Sometimes, I expect too much.
Expectation falls into that tenuous category with future trippin’. It seems natural and logical to think and look ahead. But, I’ve found that my problem with this type of thing is, situations, people, and places end up being disappointments. I create these plans and scenarios in my head, and, when nothing goes as planned, my day goes to hell.
Even though I’ve made a ton of progress in sobriety, becoming more aware of the present moment and how to appreciate it while I’m there, well, it’s still fucking hard. I’m still assigning expectations to practically all of the events in my life. I go into situations thinking that I’ll be thrilled. Because I’ve imagined something one way and only one way, it’s no wonder that it almost never plays out how I’d anticipated.
There are days where I can manage that disappointment. I can accept that I saw a situation going in one direction, and then, well, it went the other. No biggie. Moving on.
Then, there are days where that shift from expectation into reality feels like a muthafuckin’ earthquake, and, there’s just no way to find the equilibrium that’s necessary to correct my psyche for the day. I’m sunk. And, it’s in those moments that I know that I really have to aim to use the AA toolbox. To reach in and reprocess the steps I’ve worked. The steps that I know, upon just consideration, will take me out of my own selfish head and plans and right into the solution.
Expectations are toxic. They set the stage for experiences that we have yet to have. And, while maybe our experiences will come close to what we had in mind, I think it’s safe to say, no matter what situation you’re walking into, it’s never goes exactly as you saw it in your mind. That’s my issue. Being a planner, a list maker, and a think-ahead-er, I try to predict exactly what I’m about to walk into, wherever I go. It gives me the illusion of control. I feel that I can manage my own calamity. If I make sure that events happen in a certain sequence, I can walk outside of my fear.

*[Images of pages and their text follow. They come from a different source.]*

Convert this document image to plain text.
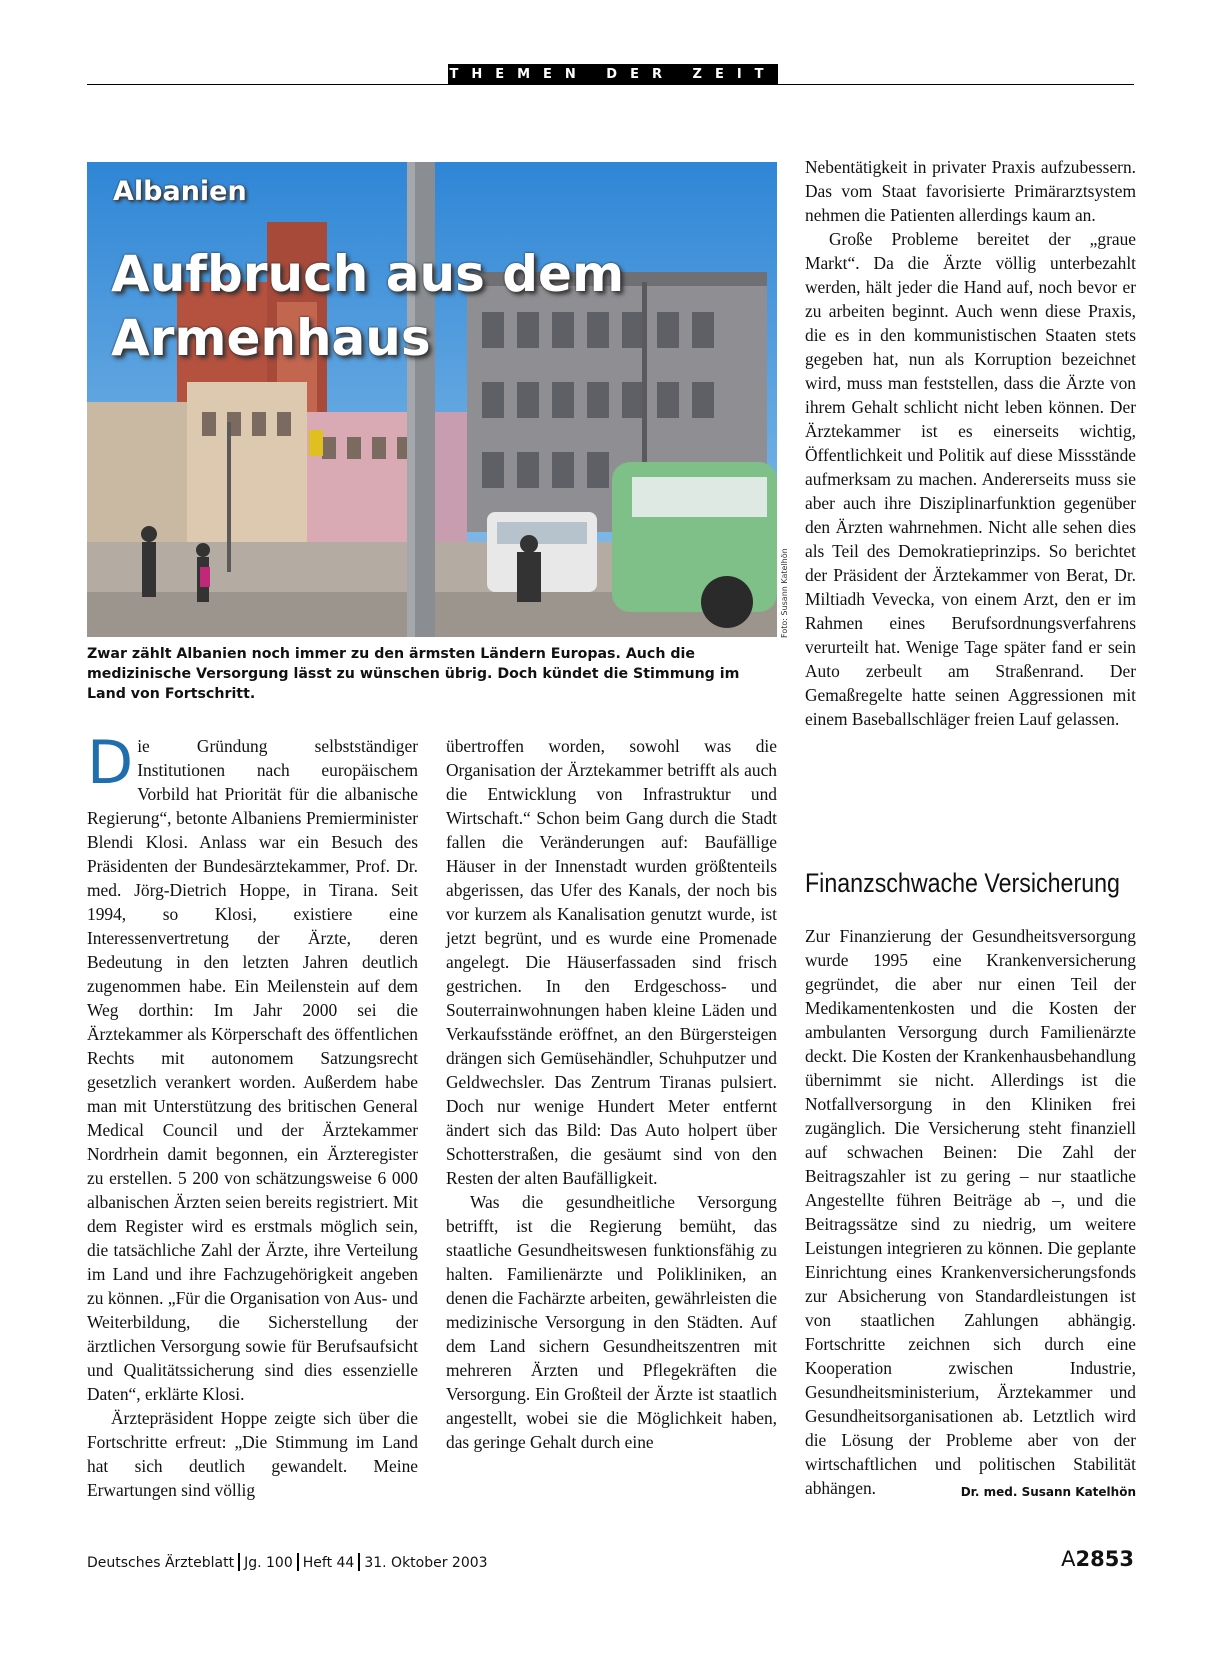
THEMEN DER ZEIT
Albanien
Aufbruch aus dem
Armenhaus
Foto: Susann Katelhön
Zwar zählt Albanien noch immer zu den ärmsten Ländern Europas. Auch die medizinische Versorgung lässt zu wünschen übrig. Doch kündet die Stimmung im Land von Fortschritt.

Die Gründung selbstständiger Institutionen nach europäischem Vorbild hat Priorität für die albanische Regierung“, betonte Albaniens Premierminister Blendi Klosi. Anlass war ein Besuch des Präsidenten der Bundesärztekammer, Prof. Dr. med. Jörg-Dietrich Hoppe, in Tirana. Seit 1994, so Klosi, existiere eine Interessenvertretung der Ärzte, deren Bedeutung in den letzten Jahren deutlich zugenommen habe. Ein Meilenstein auf dem Weg dorthin: Im Jahr 2000 sei die Ärztekammer als Körperschaft des öffentlichen Rechts mit autonomem Satzungsrecht gesetzlich verankert worden. Außerdem habe man mit Unterstützung des britischen General Medical Council und der Ärztekammer Nordrhein damit begonnen, ein Ärzteregister zu erstellen. 5 200 von schätzungsweise 6 000 albanischen Ärzten seien bereits registriert. Mit dem Register wird es erstmals möglich sein, die tatsächliche Zahl der Ärzte, ihre Verteilung im Land und ihre Fachzugehörigkeit angeben zu können. „Für die Organisation von Aus- und Weiterbildung, die Sicherstellung der ärztlichen Versorgung sowie für Berufsaufsicht und Qualitätssicherung sind dies essenzielle Daten“, erklärte Klosi.

Ärztepräsident Hoppe zeigte sich über die Fortschritte erfreut: „Die Stimmung im Land hat sich deutlich gewandelt. Meine Erwartungen sind völlig

übertroffen worden, sowohl was die Organisation der Ärztekammer betrifft als auch die Entwicklung von Infrastruktur und Wirtschaft.“ Schon beim Gang durch die Stadt fallen die Veränderungen auf: Baufällige Häuser in der Innenstadt wurden größtenteils abgerissen, das Ufer des Kanals, der noch bis vor kurzem als Kanalisation genutzt wurde, ist jetzt begrünt, und es wurde eine Promenade angelegt. Die Häuserfassaden sind frisch gestrichen. In den Erdgeschoss- und Souterrainwohnungen haben kleine Läden und Verkaufsstände eröffnet, an den Bürgersteigen drängen sich Gemüsehändler, Schuhputzer und Geldwechsler. Das Zentrum Tiranas pulsiert. Doch nur wenige Hundert Meter entfernt ändert sich das Bild: Das Auto holpert über Schotterstraßen, die gesäumt sind von den Resten der alten Baufälligkeit.

Was die gesundheitliche Versorgung betrifft, ist die Regierung bemüht, das staatliche Gesundheitswesen funktionsfähig zu halten. Familienärzte und Polikliniken, an denen die Fachärzte arbeiten, gewährleisten die medizinische Versorgung in den Städten. Auf dem Land sichern Gesundheitszentren mit mehreren Ärzten und Pflegekräften die Versorgung. Ein Großteil der Ärzte ist staatlich angestellt, wobei sie die Möglichkeit haben, das geringe Gehalt durch eine

Nebentätigkeit in privater Praxis aufzubessern. Das vom Staat favorisierte Primärarztsystem nehmen die Patienten allerdings kaum an.

Große Probleme bereitet der „graue Markt“. Da die Ärzte völlig unterbezahlt werden, hält jeder die Hand auf, noch bevor er zu arbeiten beginnt. Auch wenn diese Praxis, die es in den kommunistischen Staaten stets gegeben hat, nun als Korruption bezeichnet wird, muss man feststellen, dass die Ärzte von ihrem Gehalt schlicht nicht leben können. Der Ärztekammer ist es einerseits wichtig, Öffentlichkeit und Politik auf diese Missstände aufmerksam zu machen. Andererseits muss sie aber auch ihre Disziplinarfunktion gegenüber den Ärzten wahrnehmen. Nicht alle sehen dies als Teil des Demokratieprinzips. So berichtet der Präsident der Ärztekammer von Berat, Dr. Miltiadh Vevecka, von einem Arzt, den er im Rahmen eines Berufsordnungsverfahrens verurteilt hat. Wenige Tage später fand er sein Auto zerbeult am Straßenrand. Der Gemaßregelte hatte seinen Aggressionen mit einem Baseballschläger freien Lauf gelassen.

Finanzschwache Versicherung

Zur Finanzierung der Gesundheitsversorgung wurde 1995 eine Krankenversicherung gegründet, die aber nur einen Teil der Medikamentenkosten und die Kosten der ambulanten Versorgung durch Familienärzte deckt. Die Kosten der Krankenhausbehandlung übernimmt sie nicht. Allerdings ist die Notfallversorgung in den Kliniken frei zugänglich. Die Versicherung steht finanziell auf schwachen Beinen: Die Zahl der Beitragszahler ist zu gering – nur staatliche Angestellte führen Beiträge ab –, und die Beitragssätze sind zu niedrig, um weitere Leistungen integrieren zu können. Die geplante Einrichtung eines Krankenversicherungsfonds zur Absicherung von Standardleistungen ist von staatlichen Zahlungen abhängig. Fortschritte zeichnen sich durch eine Kooperation zwischen Industrie, Gesundheitsministerium, Ärztekammer und Gesundheitsorganisationen ab. Letztlich wird die Lösung der Probleme aber von der wirtschaftlichen und politischen Stabilität abhängen.	Dr. med. Susann Katelhön

Deutsches Ärzteblatt Jg. 100 Heft 44 31. Oktober 2003	A2853
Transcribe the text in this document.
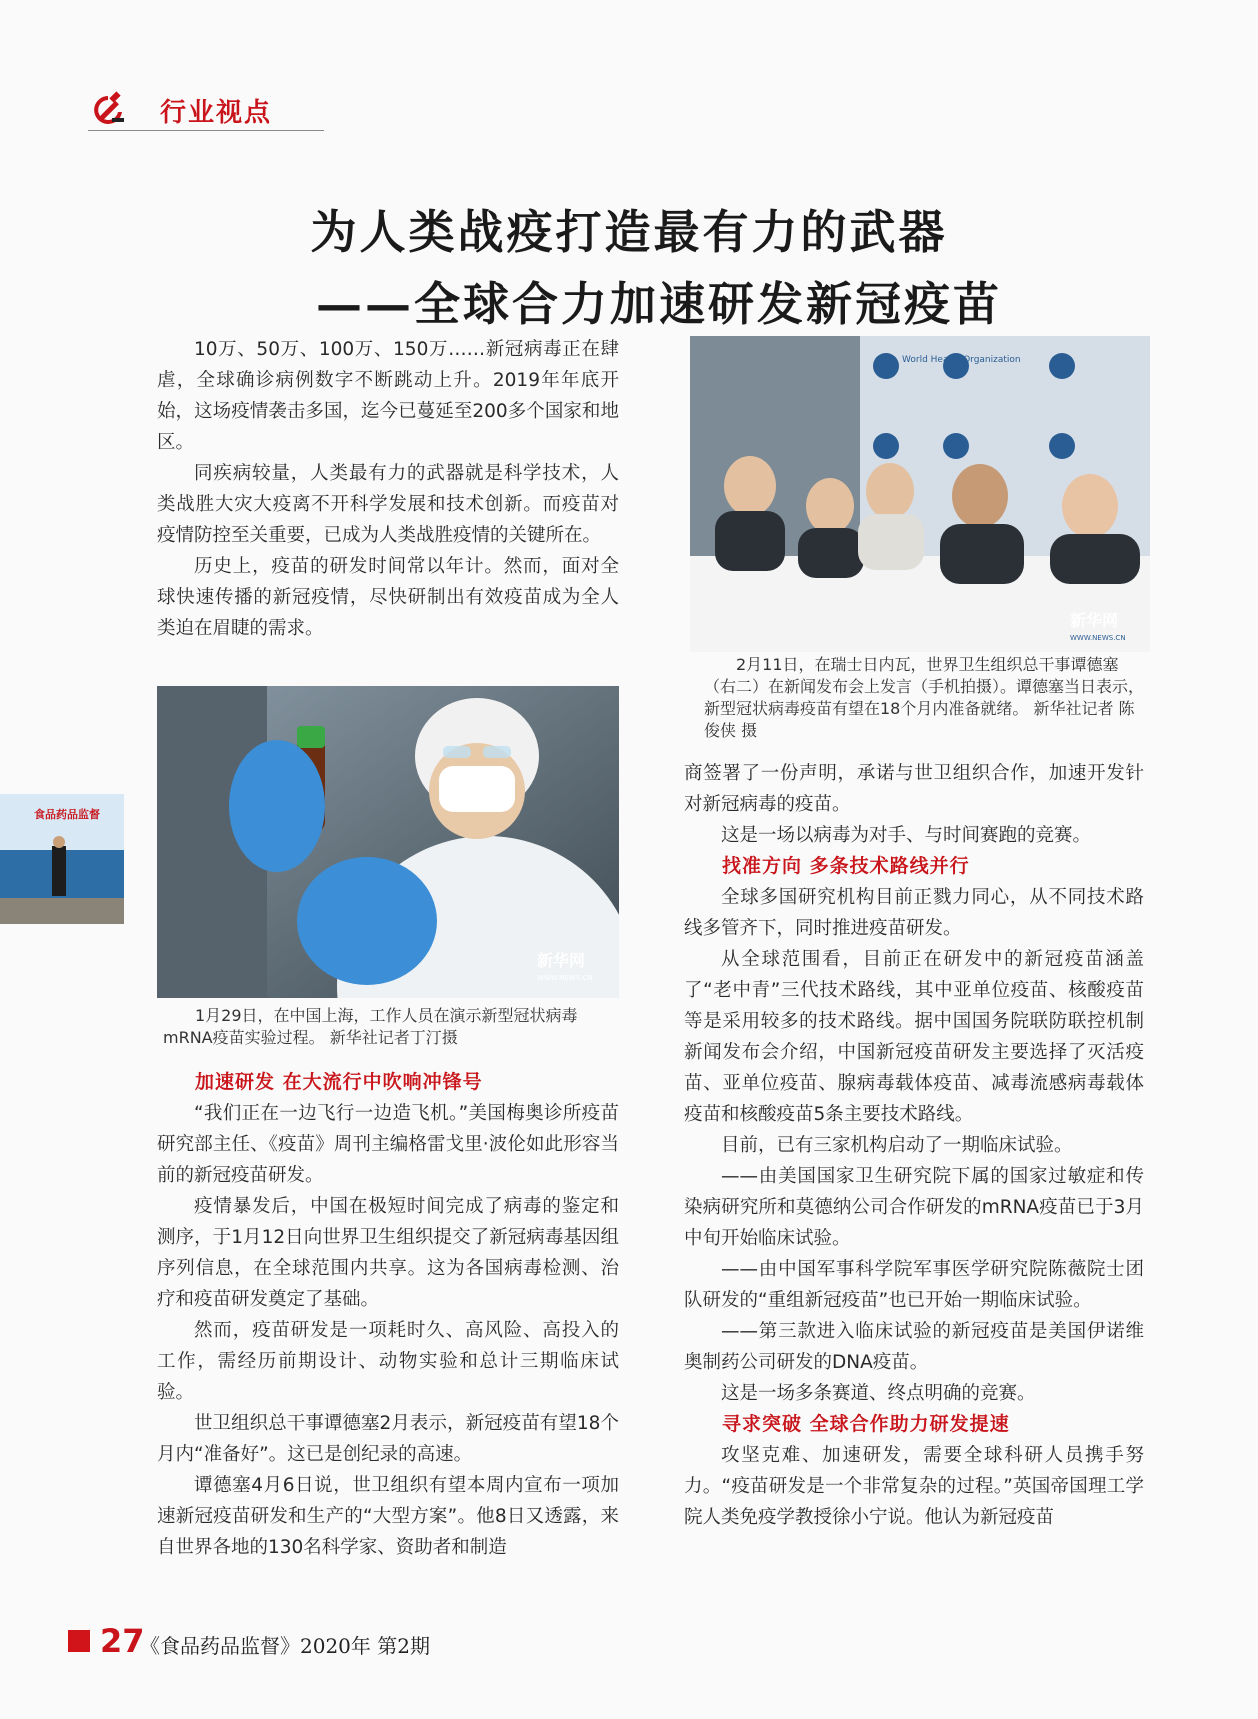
行业视点
为人类战疫打造最有力的武器
——全球合力加速研发新冠疫苗

10万、50万、100万、150万……新冠病毒正在肆虐，全球确诊病例数字不断跳动上升。2019年年底开始，这场疫情袭击多国，迄今已蔓延至200多个国家和地区。

同疾病较量，人类最有力的武器就是科学技术，人类战胜大灾大疫离不开科学发展和技术创新。而疫苗对疫情防控至关重要，已成为人类战胜疫情的关键所在。

历史上，疫苗的研发时间常以年计。然而，面对全球快速传播的新冠疫情，尽快研制出有效疫苗成为全人类迫在眉睫的需求。

新华网
WWW.NEWS.CN
1月29日，在中国上海，工作人员在演示新型冠状病毒mRNA疫苗实验过程。 新华社记者丁汀摄
加速研发 在大流行中吹响冲锋号

“我们正在一边飞行一边造飞机。”美国梅奥诊所疫苗研究部主任、《疫苗》周刊主编格雷戈里·波伦如此形容当前的新冠疫苗研发。

疫情暴发后，中国在极短时间完成了病毒的鉴定和测序，于1月12日向世界卫生组织提交了新冠病毒基因组序列信息，在全球范围内共享。这为各国病毒检测、治疗和疫苗研发奠定了基础。

然而，疫苗研发是一项耗时久、高风险、高投入的工作，需经历前期设计、动物实验和总计三期临床试验。

世卫组织总干事谭德塞2月表示，新冠疫苗有望18个月内“准备好”。这已是创纪录的高速。

谭德塞4月6日说，世卫组织有望本周内宣布一项加速新冠疫苗研发和生产的“大型方案”。他8日又透露，来自世界各地的130名科学家、资助者和制造

World Health Organization
新华网
WWW.NEWS.CN
2月11日，在瑞士日内瓦，世界卫生组织总干事谭德塞（右二）在新闻发布会上发言（手机拍摄）。谭德塞当日表示，新型冠状病毒疫苗有望在18个月内准备就绪。 新华社记者 陈俊侠 摄

商签署了一份声明，承诺与世卫组织合作，加速开发针对新冠病毒的疫苗。

这是一场以病毒为对手、与时间赛跑的竞赛。

找准方向 多条技术路线并行

全球多国研究机构目前正戮力同心，从不同技术路线多管齐下，同时推进疫苗研发。

从全球范围看，目前正在研发中的新冠疫苗涵盖了“老中青”三代技术路线，其中亚单位疫苗、核酸疫苗等是采用较多的技术路线。据中国国务院联防联控机制新闻发布会介绍，中国新冠疫苗研发主要选择了灭活疫苗、亚单位疫苗、腺病毒载体疫苗、减毒流感病毒载体疫苗和核酸疫苗5条主要技术路线。

目前，已有三家机构启动了一期临床试验。

——由美国国家卫生研究院下属的国家过敏症和传染病研究所和莫德纳公司合作研发的mRNA疫苗已于3月中旬开始临床试验。

——由中国军事科学院军事医学研究院陈薇院士团队研发的“重组新冠疫苗”也已开始一期临床试验。

——第三款进入临床试验的新冠疫苗是美国伊诺维奥制药公司研发的DNA疫苗。

这是一场多条赛道、终点明确的竞赛。

寻求突破 全球合作助力研发提速

攻坚克难、加速研发，需要全球科研人员携手努力。“疫苗研发是一个非常复杂的过程。”英国帝国理工学院人类免疫学教授徐小宁说。他认为新冠疫苗

食品药品监督
27
《食品药品监督》2020年 第2期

But, in truth, that’s all illusion. An orchestration created by my own sick mind will never mirror reality. So, rather than set high expectations on the people, places, and things that I’m going to encounter throughout my week, I strive to let it all go. To turn it over to God. To let my path fall in front of me, rather than attempting to pave it from miles and miles away.
Living in the present moment is, by far, the hardest thing for me to do in sobriety. And, I struggle with it from day to day, sometimes minute to minute. But, in those moments where I find myself in the moment, living and breathing, when I’m able to get outside of myself just long enough to see that, I’m content with where I am, no matter where I’ve been or where I’m going, I find a peace that is like no other.
To realize that I can be “ok” in just one singular moment, is pretty out of this world and monumental. When I’m not dwelling on what’s happened or planning the future, suddenly, life becomes a heck of a lot more manageable. No wonder AA hangs on so tight to the “One Day At A Time” slogan. It applies to so much more, in my case, than just drinking or not drinking. It helps diffuse the unhealthy expectations I put on myself and others.
Whenever I’m feeling out of control these days, which, is pretty frequently, I do my best to put the moments that flank me out of my mind. When I’m truly able to see the here and now for what it is, it’s usually a helluva lot better than my fucked expectations.